A 46-page report issued late Wednesday by the California Independent System Operator offered three alternatives to building the Puente natural gas plant in Oxnard, focusing largely on the use of solar power and energy storage to ensure reliability of electricity service in the local area. The report also looked at using less electricity as an alternative in combination with things such as storing power in batteries.
The report pegged the new plant’s cost at $299 million while the three alternatives would cost between $309 million and $1.1 billion.
Even with the statement about potentially higher costs, the report received praise from opponents of the proposed natural gas plant who argue that building the power facility would continue a long practice of locating industrial operations in disadvantaged communities. The proposed natural gas plant would replace an older facility.
In addition, Los Angeles Times investigations have shown that the state has overbuilt the electricity system, primarily with natural gas plants, and has so much clean energy that it has to shut down some plants while paying other states to take the power California can’t use. The overbuilding has added billions of dollars to ratepayers’ bills in recent years.
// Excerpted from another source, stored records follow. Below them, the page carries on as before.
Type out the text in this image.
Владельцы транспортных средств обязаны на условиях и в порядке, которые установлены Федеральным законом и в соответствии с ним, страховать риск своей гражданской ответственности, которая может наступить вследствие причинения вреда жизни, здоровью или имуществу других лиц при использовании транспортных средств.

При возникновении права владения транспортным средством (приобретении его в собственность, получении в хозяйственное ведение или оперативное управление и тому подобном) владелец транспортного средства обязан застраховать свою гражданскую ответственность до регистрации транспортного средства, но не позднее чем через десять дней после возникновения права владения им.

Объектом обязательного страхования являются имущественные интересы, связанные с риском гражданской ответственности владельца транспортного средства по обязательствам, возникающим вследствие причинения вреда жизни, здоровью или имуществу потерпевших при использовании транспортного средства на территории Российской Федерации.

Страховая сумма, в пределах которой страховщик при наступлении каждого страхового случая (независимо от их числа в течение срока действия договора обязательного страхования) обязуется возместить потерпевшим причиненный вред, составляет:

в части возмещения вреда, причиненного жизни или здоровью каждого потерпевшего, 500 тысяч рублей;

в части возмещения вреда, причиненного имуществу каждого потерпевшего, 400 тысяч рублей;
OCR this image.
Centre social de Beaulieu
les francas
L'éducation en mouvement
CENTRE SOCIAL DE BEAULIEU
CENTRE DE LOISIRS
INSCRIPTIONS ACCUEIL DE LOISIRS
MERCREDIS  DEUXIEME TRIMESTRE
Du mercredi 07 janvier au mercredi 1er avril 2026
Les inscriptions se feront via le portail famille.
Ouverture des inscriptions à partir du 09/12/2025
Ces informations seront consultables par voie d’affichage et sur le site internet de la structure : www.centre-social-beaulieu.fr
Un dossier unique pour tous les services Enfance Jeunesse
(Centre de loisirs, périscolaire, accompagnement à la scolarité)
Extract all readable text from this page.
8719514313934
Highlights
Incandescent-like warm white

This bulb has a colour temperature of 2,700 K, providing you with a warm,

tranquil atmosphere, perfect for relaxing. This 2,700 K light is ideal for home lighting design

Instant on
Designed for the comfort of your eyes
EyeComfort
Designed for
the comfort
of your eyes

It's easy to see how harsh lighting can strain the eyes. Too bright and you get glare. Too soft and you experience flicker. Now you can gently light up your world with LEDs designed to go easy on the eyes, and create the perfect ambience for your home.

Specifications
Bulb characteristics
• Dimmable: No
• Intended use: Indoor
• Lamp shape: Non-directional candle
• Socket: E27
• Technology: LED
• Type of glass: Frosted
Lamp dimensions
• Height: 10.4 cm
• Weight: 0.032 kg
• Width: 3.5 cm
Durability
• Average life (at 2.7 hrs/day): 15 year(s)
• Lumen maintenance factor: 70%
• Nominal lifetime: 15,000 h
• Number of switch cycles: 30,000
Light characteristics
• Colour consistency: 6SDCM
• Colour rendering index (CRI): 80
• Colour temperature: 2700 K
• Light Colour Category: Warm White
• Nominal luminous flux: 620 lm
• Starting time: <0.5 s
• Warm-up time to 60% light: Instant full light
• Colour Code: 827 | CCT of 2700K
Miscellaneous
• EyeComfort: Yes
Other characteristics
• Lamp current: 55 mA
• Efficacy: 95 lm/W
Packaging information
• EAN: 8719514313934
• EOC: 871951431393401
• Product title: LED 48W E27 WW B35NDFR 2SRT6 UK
“For generations, the fossil fuel industry has used Oxnard as a sacrifice zone for polluting power plants under the pretense that we had no better alternatives.” said Lucas Zucker, policy and communications director at Central Coast Alliance United for a Sustainable Economy.
“This analysis shows that a better future is possible if the California Energy Commission decides that Oxnard deserves it,” Zucker said. “The people of Oxnard are counting on our state policymakers to stop the Puente project and pursue clean energy solutions to power our region.”
The energy commission still must decide whether to move forward with the proposed natural gas plant or consider clean energy alternatives.
Regulators, utilities and the grid operator say there is a need for power plants in the Los Angeles Basin to ensure reliability of electricity service when solar farms in the desert aren’t operating, during natural disasters and as other emergencies arise.
Residents in Ventura County have flooded the California Energy Commission in recent months with letters objecting to the project.
They contend that clean energy alternatives align more with the state’s objectives to reduce and even eliminate use of fossil fuels.
Under California mandates, 50% of the state’s electricity must come from clean energy sources by 2030. State lawmakers are considering a bill that would increase the mandate to 100% by 2045.